「鳩正宗」奥入瀬渓谷に繋がる川のほとりで醸す酒

今回は、青森県十和田市で1899(明治32)年創業、鳩正宗株式会社です。もともとは稲本商店醸造部として発足、付近を流れる稲生川にちなんだ「稲生正宗」を醸していましたが、昭和初期に白鳩が神棚に飛び込んできたことで「鳩正宗」に改称、その後、第二次大戦中に企業合併をしてニ北酒造株式会社三本木工場となり、1984(昭和59)年に独立して鳩正宗株式会社となりました。現在は「鳩正宗」「吟麗」「八甲田おろし」を醸しています。
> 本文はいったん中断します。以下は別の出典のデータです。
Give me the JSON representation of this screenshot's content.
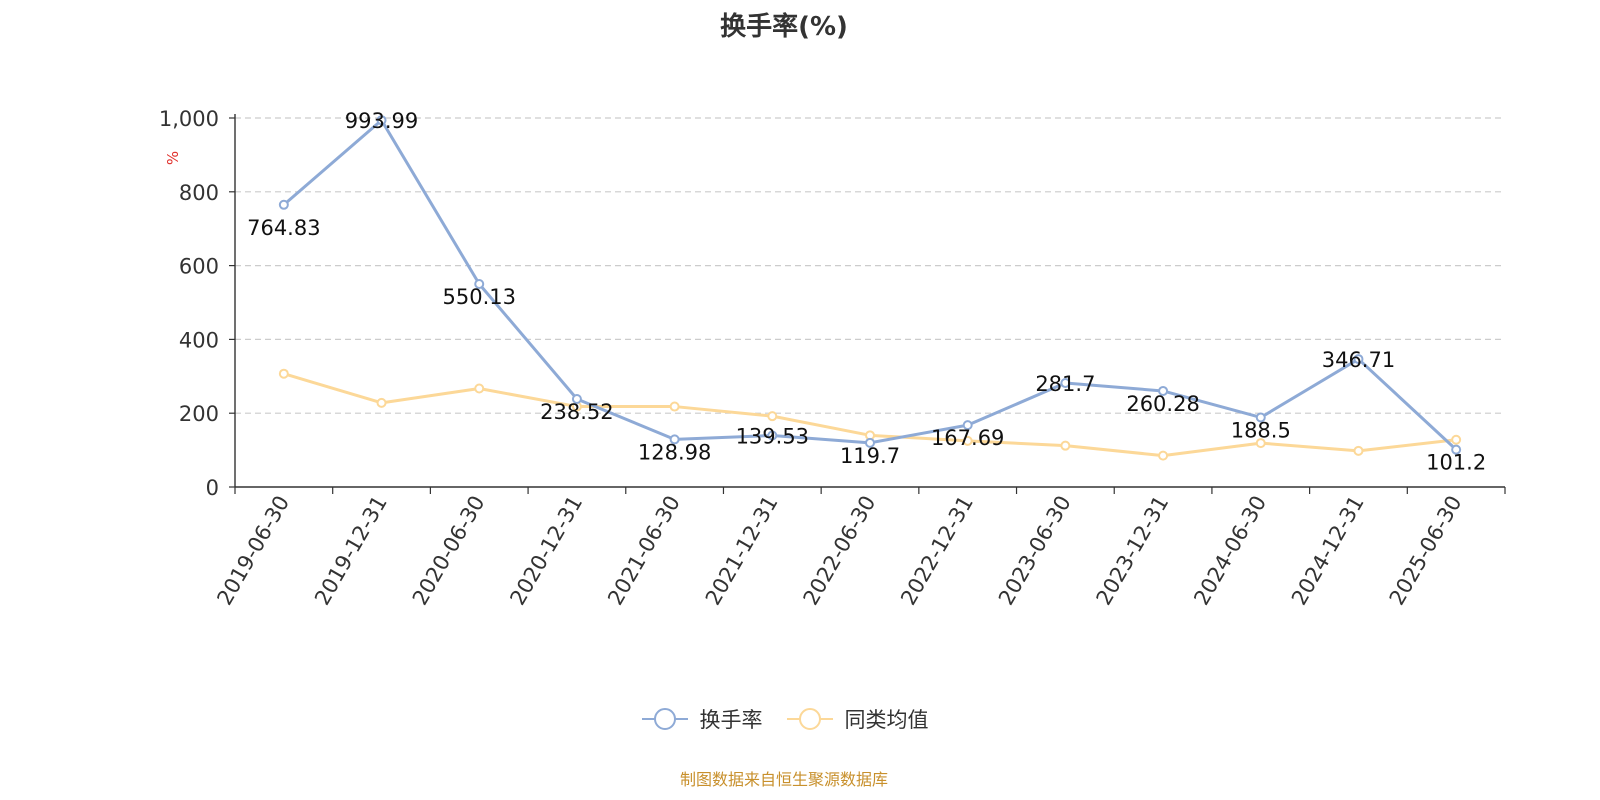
{
  "chart_data": {
    "type": "line",
    "title": "换手率(%)",
    "ylabel": "%",
    "xlabel": "",
    "ylim": [
      0,
      1000
    ],
    "yticks": [
      0,
      200,
      400,
      600,
      800,
      1000
    ],
    "ytick_labels": [
      "0",
      "200",
      "400",
      "600",
      "800",
      "1,000"
    ],
    "grid": true,
    "legend_position": "bottom",
    "categories": [
      "2019-06-30",
      "2019-12-31",
      "2020-06-30",
      "2020-12-31",
      "2021-06-30",
      "2021-12-31",
      "2022-06-30",
      "2022-12-31",
      "2023-06-30",
      "2023-12-31",
      "2024-06-30",
      "2024-12-31",
      "2025-06-30"
    ],
    "series": [
      {
        "name": "换手率",
        "color": "#8eaad6",
        "values": [
          764.83,
          993.99,
          550.13,
          238.52,
          128.98,
          139.53,
          119.7,
          167.69,
          281.7,
          260.28,
          188.5,
          346.71,
          101.2
        ],
        "labels": [
          "764.83",
          "993.99",
          "550.13",
          "238.52",
          "128.98",
          "139.53",
          "119.7",
          "167.69",
          "281.7",
          "260.28",
          "188.5",
          "346.71",
          "101.2"
        ]
      },
      {
        "name": "同类均值",
        "color": "#fcd898",
        "values": [
          307,
          228,
          267,
          218,
          218,
          192,
          140,
          125,
          112,
          85,
          119,
          98,
          128
        ]
      }
    ],
    "source": "制图数据来自恒生聚源数据库"
  }
}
立地としては八戸から奥入瀬渓谷に向かう途中にあります。「鳩正宗」といえば有名なのが佐藤企杜氏です。地元の三本木農業、東京農大と酒造りのエリートコースをたどって鳩正宗株式会社に入社、南部杜氏となって現在は自身の名を冠した「佐藤企」も醸されています。

そんな佐藤杜氏が醸したなかのひとつ「鳩正宗 純米吟醸 山田錦58」兵庫県産山田錦100%使用の58%精米です。純米吟醸ですが、香りは控えめで酸が立っています。青森は田酒、陸奥八仙などフルーティな旨味のイメージがあったので、少しアルコール臭もするのがちょっと意外な感じでした。

 

あまり売っていないので、他の銘柄を呑めていないのですが、機会があればぜひチャレンジしてみたい銘柄のひとつです。また「正宗」が付く日本酒の代表としてがんばっていただきたいですね。